Unless your vet is the source for this opinion, I would not be so sure. Dogs are amazingly adaptive, and it’s easy t miss the signs that their vision has deteriorated. The behavior you are describing could easily be a dog who is trying to respond to auditory signals in place of visual cues.
I had a mixed breed dog a few years ago who, at age 11, began to show some of the same behaviors you describe. If someone had asked me if she could see, I would have said, with confidence, YES.
My vet diagnosed a significant loss of sight in both eyes. She could still see a little bit, but basically she was just seeing a world of bright light, or varying degrees of shadows. But she had replaced the eyesight with her ears, and her nose, and I would have never guessed.
Hope this is not the case for your furball, but she was completely blind within three years. Good news is she had adapted, and with a few safety measures in the house to protect her from falls, she did just fine until passing at a ripe old age of 17.
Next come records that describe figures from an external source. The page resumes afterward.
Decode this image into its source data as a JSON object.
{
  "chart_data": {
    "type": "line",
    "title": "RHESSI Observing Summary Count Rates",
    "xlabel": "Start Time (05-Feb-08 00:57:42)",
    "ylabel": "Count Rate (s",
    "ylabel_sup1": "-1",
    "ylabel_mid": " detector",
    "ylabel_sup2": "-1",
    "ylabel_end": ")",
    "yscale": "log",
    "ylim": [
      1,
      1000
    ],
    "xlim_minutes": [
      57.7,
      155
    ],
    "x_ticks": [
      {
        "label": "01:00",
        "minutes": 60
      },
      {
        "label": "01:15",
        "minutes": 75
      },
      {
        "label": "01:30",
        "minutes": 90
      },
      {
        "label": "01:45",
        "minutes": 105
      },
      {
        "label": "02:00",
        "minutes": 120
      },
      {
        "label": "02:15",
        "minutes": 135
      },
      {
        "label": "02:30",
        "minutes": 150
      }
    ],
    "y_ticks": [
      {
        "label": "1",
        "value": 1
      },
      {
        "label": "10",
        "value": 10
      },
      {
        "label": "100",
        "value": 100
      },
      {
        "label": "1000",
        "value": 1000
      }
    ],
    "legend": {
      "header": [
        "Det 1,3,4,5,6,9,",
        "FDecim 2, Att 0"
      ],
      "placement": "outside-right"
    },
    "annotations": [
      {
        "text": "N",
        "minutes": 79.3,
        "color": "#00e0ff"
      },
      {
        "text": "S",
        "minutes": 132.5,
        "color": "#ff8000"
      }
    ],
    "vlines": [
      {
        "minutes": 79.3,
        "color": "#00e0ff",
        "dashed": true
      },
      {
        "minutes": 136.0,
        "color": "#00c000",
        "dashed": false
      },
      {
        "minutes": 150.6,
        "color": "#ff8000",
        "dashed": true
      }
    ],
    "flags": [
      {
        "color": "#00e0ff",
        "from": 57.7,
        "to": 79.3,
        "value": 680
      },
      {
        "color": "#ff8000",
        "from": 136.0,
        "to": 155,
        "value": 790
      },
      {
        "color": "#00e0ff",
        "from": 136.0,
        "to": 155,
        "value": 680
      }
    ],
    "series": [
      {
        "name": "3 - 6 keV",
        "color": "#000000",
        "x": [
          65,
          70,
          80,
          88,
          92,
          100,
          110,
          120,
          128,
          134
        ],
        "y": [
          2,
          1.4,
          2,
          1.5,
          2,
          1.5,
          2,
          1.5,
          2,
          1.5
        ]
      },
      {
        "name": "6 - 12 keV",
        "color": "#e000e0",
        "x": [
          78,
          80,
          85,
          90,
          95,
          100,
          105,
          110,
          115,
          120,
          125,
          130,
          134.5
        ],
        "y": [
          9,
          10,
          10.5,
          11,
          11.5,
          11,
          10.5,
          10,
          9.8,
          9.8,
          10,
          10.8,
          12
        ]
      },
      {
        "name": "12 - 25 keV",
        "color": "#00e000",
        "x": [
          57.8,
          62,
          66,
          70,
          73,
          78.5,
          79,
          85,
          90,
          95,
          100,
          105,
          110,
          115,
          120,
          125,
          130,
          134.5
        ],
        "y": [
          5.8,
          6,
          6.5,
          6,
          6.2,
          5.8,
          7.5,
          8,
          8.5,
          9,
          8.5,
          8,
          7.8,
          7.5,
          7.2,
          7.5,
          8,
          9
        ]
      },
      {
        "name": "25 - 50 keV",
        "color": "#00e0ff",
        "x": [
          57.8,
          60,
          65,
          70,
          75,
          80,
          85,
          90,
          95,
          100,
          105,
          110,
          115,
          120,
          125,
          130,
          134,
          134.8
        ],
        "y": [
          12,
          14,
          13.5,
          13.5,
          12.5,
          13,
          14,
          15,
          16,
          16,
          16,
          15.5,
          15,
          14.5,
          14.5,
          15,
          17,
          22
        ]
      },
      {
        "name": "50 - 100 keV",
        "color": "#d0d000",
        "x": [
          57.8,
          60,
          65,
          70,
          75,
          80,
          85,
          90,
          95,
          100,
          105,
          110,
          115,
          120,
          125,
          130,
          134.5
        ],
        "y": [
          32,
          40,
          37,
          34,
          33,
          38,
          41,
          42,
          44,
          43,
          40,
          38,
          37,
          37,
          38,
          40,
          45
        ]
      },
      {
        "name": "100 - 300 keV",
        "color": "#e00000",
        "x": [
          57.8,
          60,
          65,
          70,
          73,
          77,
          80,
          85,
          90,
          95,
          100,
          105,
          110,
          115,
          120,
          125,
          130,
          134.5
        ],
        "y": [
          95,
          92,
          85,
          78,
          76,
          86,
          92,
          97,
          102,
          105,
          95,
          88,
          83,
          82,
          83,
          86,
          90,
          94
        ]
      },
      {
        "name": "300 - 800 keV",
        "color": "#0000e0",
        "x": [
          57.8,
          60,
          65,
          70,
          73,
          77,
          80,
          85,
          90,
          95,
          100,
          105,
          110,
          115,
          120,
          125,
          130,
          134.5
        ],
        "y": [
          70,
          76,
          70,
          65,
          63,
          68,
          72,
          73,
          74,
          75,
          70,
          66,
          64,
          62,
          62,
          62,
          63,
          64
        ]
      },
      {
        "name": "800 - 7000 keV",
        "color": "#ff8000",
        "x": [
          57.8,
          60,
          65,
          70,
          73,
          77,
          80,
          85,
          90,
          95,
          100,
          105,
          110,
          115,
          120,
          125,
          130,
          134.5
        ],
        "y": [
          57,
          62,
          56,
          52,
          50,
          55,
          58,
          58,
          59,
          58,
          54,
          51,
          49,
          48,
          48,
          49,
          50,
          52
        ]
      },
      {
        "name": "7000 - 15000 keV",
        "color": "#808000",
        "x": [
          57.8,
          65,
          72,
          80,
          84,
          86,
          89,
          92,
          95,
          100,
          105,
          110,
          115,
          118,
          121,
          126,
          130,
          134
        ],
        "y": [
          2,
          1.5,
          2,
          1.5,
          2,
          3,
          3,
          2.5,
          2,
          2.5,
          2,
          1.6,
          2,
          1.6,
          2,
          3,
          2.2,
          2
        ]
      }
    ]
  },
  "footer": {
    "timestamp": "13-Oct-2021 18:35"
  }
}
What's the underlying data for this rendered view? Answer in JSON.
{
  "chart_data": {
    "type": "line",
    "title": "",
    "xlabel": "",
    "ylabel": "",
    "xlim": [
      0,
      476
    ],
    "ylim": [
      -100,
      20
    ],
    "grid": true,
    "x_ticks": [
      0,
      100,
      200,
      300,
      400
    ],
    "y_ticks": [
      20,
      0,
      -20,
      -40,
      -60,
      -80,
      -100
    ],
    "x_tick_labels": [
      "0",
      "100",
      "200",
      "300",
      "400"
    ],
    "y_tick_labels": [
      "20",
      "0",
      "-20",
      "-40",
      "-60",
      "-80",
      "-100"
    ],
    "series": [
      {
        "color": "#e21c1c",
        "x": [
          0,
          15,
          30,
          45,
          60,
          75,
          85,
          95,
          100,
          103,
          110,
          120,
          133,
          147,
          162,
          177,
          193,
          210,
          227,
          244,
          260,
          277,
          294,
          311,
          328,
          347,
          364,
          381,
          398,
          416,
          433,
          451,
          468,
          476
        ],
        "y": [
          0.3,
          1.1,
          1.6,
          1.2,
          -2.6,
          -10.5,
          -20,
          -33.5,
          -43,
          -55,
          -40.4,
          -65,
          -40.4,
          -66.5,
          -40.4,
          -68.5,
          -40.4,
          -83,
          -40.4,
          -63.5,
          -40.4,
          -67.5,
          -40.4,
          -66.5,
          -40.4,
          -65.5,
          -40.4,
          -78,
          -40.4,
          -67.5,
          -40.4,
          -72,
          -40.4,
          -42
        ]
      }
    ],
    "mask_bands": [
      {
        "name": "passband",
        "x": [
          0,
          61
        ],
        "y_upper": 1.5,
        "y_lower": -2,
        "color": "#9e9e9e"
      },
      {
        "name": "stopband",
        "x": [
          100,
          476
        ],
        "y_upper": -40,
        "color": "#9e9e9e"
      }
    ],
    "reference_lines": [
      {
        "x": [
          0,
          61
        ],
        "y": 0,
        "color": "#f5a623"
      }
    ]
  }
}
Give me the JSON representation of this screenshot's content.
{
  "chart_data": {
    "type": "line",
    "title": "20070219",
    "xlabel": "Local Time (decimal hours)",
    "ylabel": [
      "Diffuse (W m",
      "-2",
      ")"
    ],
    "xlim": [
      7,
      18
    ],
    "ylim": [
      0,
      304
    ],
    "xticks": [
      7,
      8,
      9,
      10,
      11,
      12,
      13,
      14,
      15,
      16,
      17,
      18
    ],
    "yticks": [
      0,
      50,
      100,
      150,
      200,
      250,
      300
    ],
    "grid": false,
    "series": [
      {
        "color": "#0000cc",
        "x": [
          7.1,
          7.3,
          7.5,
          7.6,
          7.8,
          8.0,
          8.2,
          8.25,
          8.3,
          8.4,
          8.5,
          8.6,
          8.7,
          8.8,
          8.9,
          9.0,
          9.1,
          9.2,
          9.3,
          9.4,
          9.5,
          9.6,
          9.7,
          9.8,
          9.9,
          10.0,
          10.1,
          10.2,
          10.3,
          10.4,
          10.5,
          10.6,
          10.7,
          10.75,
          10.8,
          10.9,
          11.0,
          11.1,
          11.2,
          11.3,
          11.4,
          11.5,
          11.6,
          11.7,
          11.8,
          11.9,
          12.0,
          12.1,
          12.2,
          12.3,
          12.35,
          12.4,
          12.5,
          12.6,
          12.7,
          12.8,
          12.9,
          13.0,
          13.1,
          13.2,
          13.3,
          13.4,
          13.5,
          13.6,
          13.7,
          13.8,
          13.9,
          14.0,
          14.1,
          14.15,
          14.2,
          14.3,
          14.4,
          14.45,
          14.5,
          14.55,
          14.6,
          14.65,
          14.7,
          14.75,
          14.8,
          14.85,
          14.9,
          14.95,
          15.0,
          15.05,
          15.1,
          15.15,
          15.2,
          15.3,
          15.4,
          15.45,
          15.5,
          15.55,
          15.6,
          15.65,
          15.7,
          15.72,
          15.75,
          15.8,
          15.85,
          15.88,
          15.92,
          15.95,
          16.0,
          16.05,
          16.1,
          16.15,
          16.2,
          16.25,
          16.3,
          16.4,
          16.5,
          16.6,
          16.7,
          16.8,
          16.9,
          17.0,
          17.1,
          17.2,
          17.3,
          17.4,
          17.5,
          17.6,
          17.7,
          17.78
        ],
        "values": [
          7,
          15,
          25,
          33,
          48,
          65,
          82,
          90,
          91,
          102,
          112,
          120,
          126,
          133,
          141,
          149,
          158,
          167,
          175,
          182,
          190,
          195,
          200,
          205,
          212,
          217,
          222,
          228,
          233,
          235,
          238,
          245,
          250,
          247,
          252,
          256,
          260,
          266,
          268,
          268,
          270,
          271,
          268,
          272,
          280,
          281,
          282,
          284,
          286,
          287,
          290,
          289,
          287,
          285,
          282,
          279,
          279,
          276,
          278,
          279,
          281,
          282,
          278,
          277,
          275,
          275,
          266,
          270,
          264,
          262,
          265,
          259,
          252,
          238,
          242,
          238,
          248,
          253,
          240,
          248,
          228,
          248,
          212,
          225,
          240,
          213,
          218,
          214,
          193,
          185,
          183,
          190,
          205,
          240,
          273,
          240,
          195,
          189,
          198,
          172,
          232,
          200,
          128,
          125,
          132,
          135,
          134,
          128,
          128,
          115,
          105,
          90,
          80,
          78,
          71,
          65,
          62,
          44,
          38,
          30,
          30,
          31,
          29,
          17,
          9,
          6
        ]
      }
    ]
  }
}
The vet says her eyesight is going fuzzy, but the behavior sounds like dementia. Gonna try her on selegiline for a few weeks. She mentioned MRI but we’ll just try the medication.
MRI = $$$$$$$$$$$$$$$$ + anesthesia, which an older dog may not wake up from. Very tricky.
Selegiline might take longer than a few weeks to see results, YMMV. An aside: when you mentioned the dementia symptoms, did your vet suggest Selegiline or did the vet say Yeah, why not? when YOU suggested Selegiline? If the former–good vet, have a cookie, keep him/her. If the latter–BAD vet, no cookie, time to shop for new vet.